Dia menyebut, penyelenggaraan haji yang aman, nyaman dan terbaik ini salah satunya dapat diwujudkan dengan seleksi PPIH yang transparan dan akuntabel sehingga menghasilkan petugas-petugas yang kompeten, berintegritas, dan profesional dalam melayani jemaah haji.
"Begitu juga dengan dibentuknya Badan Penyelenggara Haji oleh Presiden Prabowo dan menunjuk saya sebagai Kepala Badan Penyelenggara Haji semata-mata beliau ingin penyelenggaraan haji aman dan nyaman. Presiden menaruh perhatian besar dalam pelayanan haji yang terbaik, " ucap Gus Irfan.
Baca juga : Pesertanya Didominasi Jenderal Polisi Dan Jaksa
Seleksi PPIH Kloter dan Arab Saudi tingkat Kanwil Kantor Wilayah (Kanwil) Kementerian Agama (Kemenag) Jawa Timur ini diikuti 371 peserta dengan tiga formasi yakni Ketua Kloter, Pembimbing Ibadah Kloter, dan PPIH non Kloter.

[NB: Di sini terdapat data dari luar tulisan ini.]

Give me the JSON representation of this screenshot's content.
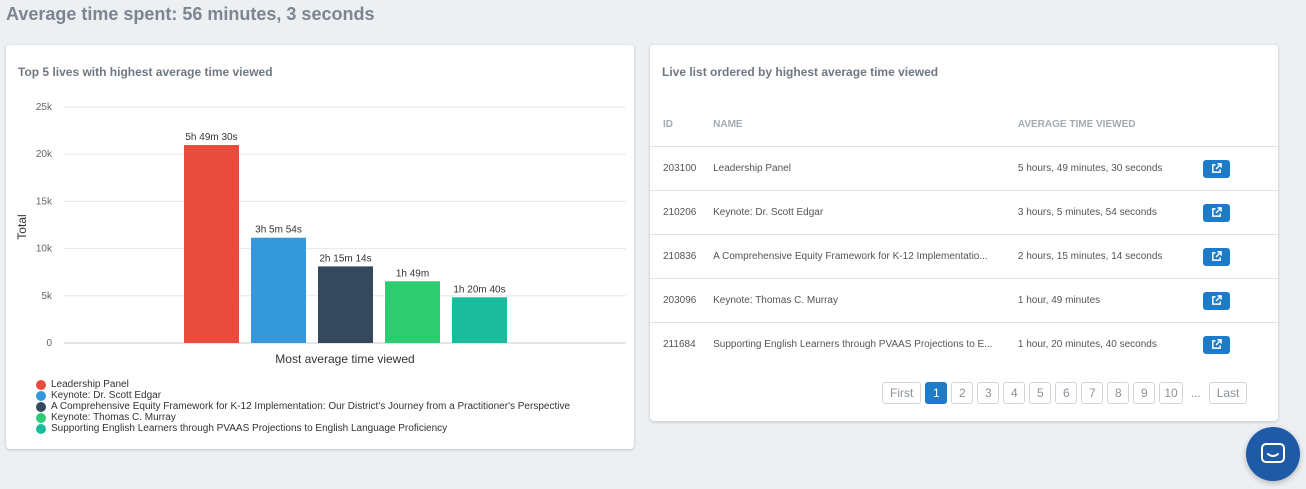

Seleksi PPIH Kloter dan PPIH Arab Saudi Tahap 2 Tahun 1446 H/2025 M secara serentak di 34 provinsi seluruh Indonesia dengan tahapan tes kompetensi (computer assisted testing/CAT), wawancara pendalaman tugas fungsi, serta komitmen pelayanan petugas haji.
Dalam pembukaan seleksi tahap 2 tersebut, Gus Irfan memastikan tidak ada intervensi dan petugas titipan dalam gelaran seleksi. "Dalam seleksi PPIH ini tak satu pun ada yang saya rekomendasi dari keluarga. Saya ingin tradisi baru tidak ada rekomendasi-rekomendasi lainnya," ucapnya.
Kalau mau main-main, lanjutnya, untuk apa seleksi seperti ini dilaksanakan. “Semoga tidak ada lagi kecurigaan dalam seleksi petugas haji dan seleksi benar-benar berjalan secara transparan," tandasnya.
Baca juga : Bey Ajak Kepala Daerah Wujudkan Pemerintahan Bersih, Transparan dan Akuntabel
Sebelum membuka gelaran seleksi tahap 2 CAT PPIH Kloter dan Arab Saudi, Gus Irfan didampingi Direktur Bina Umrah dan Haji Khusus Kemenag, Jaja Jaelani, dan Kakanwil Kemenag Jatim meninjau sarana dan prasarana di Asrama Haji Sukolilo. Di antaranya ruangan layanan konsumsi jemaah haji, kamar jemaah, toilet, ruangan pertemuan, manasik
Garda Terdepan Pelayanan Haji
Mewakili Dirjen Penyelenggaraan Haji dan Umrah (PHU), Direktur Bina Umrah dan Haji Khusus Jaja Jaelani mengatakan, penyelenggaraan ibadah haji merupakan tugas nasional yang melibatkan banyak stakeholders, mulai dari kementerian, lembaga, badan, sampai seluruh pihak terkait di dalam negeri maupun Arab Saudi. Karena itu, diperlukan koordinasi dan kerja sama yang baik dan sinergis untuk mendukung kelancaran dan kesuksesannya.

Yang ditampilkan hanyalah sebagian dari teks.